Wenn man sich die Daten vergegenwärtige, fährt Porter fort, sei festzustellen, dass die meisten türkischen Unternehmen noch zu sehr auf den eigenen Markt fokussiert sind. Die Zukunft heiße aber, international zu sein und vor allem die Region zu beherrschen, die für jedes einzelne Unternehmen riesige Gelegenheiten biete, die aber bislang nur von wenigen türkischen Firmen ergriffen werde. Ob die Türken imstande sein werden, diese Zukunft zu erfassen, macht Porter gradlinig davon abhängig, inwieweit es ihnen gelingt, sowohl die Mentalität als auch die Denkrichtung zu ändern und sich an strategisches Denken anzunähern.

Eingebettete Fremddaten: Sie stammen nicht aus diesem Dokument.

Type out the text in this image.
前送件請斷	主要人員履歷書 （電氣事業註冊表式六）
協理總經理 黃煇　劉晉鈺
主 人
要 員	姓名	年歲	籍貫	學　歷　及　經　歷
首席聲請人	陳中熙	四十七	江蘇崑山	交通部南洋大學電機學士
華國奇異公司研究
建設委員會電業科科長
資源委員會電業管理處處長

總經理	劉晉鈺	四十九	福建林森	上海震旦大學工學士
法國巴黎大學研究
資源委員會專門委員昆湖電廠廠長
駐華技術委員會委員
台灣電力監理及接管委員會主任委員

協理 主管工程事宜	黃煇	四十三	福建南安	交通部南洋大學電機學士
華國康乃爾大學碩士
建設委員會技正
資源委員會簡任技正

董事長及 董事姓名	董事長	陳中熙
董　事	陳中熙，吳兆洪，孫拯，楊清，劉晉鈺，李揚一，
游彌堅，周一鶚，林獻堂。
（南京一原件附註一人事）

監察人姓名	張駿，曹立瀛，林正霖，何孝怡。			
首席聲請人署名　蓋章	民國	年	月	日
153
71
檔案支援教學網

Anstehende strategische Herausforderungen

Die Türkei habe versucht, zu viele Sachen gleichzeitig zu machen, die aber nicht alle effizient waren. Für die Vergangenheit, stellt Porter fest, mag das in Ordnung gewesen sein, doch jetzt käme es darauf an, über den bisherigen Stand hinauszugehen. Als eine der unmittelbar anstehenden strategischen Herausforderungen lenkt der Strategieexperte die Aufmerksamkeit auf den Punkt der Beschäftigung und Arbeitsplätze. Wenn man die Türkei in Sachen Beschäftigung mit anderen Ländern vergleiche, zeige sich ein Bild, das man alles andere als aufbauend bezeichnen könne, zumal die vorliegenden Daten auf eine Tendenz der Verschlechterung hinweisen würden. Die Türkei habe in den unmittelbar zurückliegenden Jahren ein gewisses Wirtschaftswachstum verbucht, ohne jedoch für ihre Bürger ausreichende Arbeitsplätze zu schaffen. Das müsse sich unbedingt ändern, wenn das Land ein besseres Niveau des Wohlstands erreichen will.

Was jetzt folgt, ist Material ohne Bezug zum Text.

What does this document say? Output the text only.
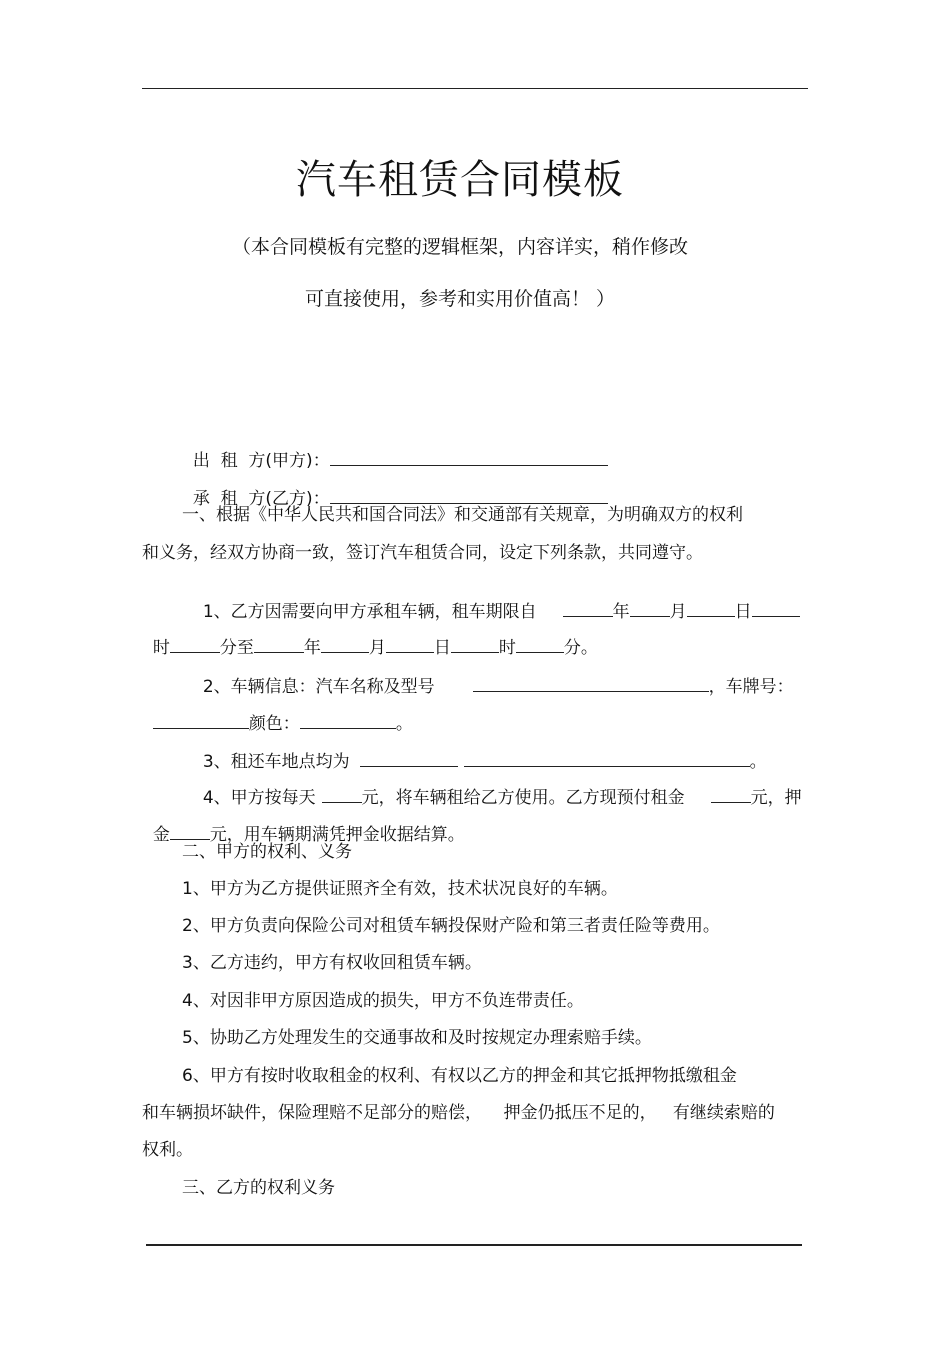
汽车租赁合同模板
（本合同模板有完整的逻辑框架，内容详实，稍作修改
可直接使用，参考和实用价值高！ ）

出  租  方(甲方)：

承  租  方(乙方)：

一、根据《中华人民共和国合同法》和交通部有关规章，为明确双方的权利
和义务，经双方协商一致，签订汽车租赁合同，设定下列条款，共同遵守。

1、乙方因需要向甲方承租车辆，租车期限自	年 月	日

时	分至	年	月	日	时	分。

2、车辆信息：汽车名称及型号	，车牌号：

颜色：	。

3、租还车地点均为	。

4、甲方按每天	元，将车辆租给乙方使用。乙方现预付租金	元，押

金 元，用车辆期满凭押金收据结算。

二、甲方的权利、义务
1、甲方为乙方提供证照齐全有效，技术状况良好的车辆。
2、甲方负责向保险公司对租赁车辆投保财产险和第三者责任险等费用。
3、乙方违约，甲方有权收回租赁车辆。
4、对因非甲方原因造成的损失，甲方不负连带责任。
5、协助乙方处理发生的交通事故和及时按规定办理索赔手续。
6、甲方有按时收取租金的权利、有权以乙方的押金和其它抵押物抵缴租金
和车辆损坏缺件，保险理赔不足部分的赔偿，    押金仍抵压不足的，   有继续索赔的
权利。
三、乙方的权利义务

Eine andere Ebene der anstehenden strategischen Herausforderung ist für Porter der Anteil ausländischer Investitionen in der Türkei. Zwar seien die Investitionen angestiegen, für ein Land dieser Größe seien sie jedoch immer noch als sehr niedrig zu bezeichnen. Obwohl die Türkei über eine wachsende Bevölkerung verfügt und in einer strategisch äußerst interessanten Region angesiedelt ist, seien die niedrigen Auslandsinvestitionen zugleich Hinweis dafür, dass innerhalb der Gesellschaft wie auch Wirtschaft einige Dinge nicht ganz wettbewerbsfähig sind.

Ein mehrfach wiederkehrendes Augenmerk des Vortrags ist der Hinweis auf die besondere geographische Lage der Türkei. Porters unmittelbare Empfehlung ist: Die Türkei sollte ökonomische Koordination mit den umliegenden Nachbarstaaten als kritisches Instrument von Wirtschaftspolitik anstreben, um die Vorteile ihrer geographischen Lage voll auskosten zu können.

***
Ja, sagt der renommierte Experte, wir dürfen ruhig sehr stolz sein auf unsere jüngste Geschichte, aber es liegt immer noch ein sehr langer Weg vor uns.

Ob Michael Porter tatsächlich Türkei-Aktien kaufen wird, macht der angesehene Professor jedoch ironisch davon abhängig, wie aufmerksam man die Lehren aus seinem Vortrag beherzigen werde.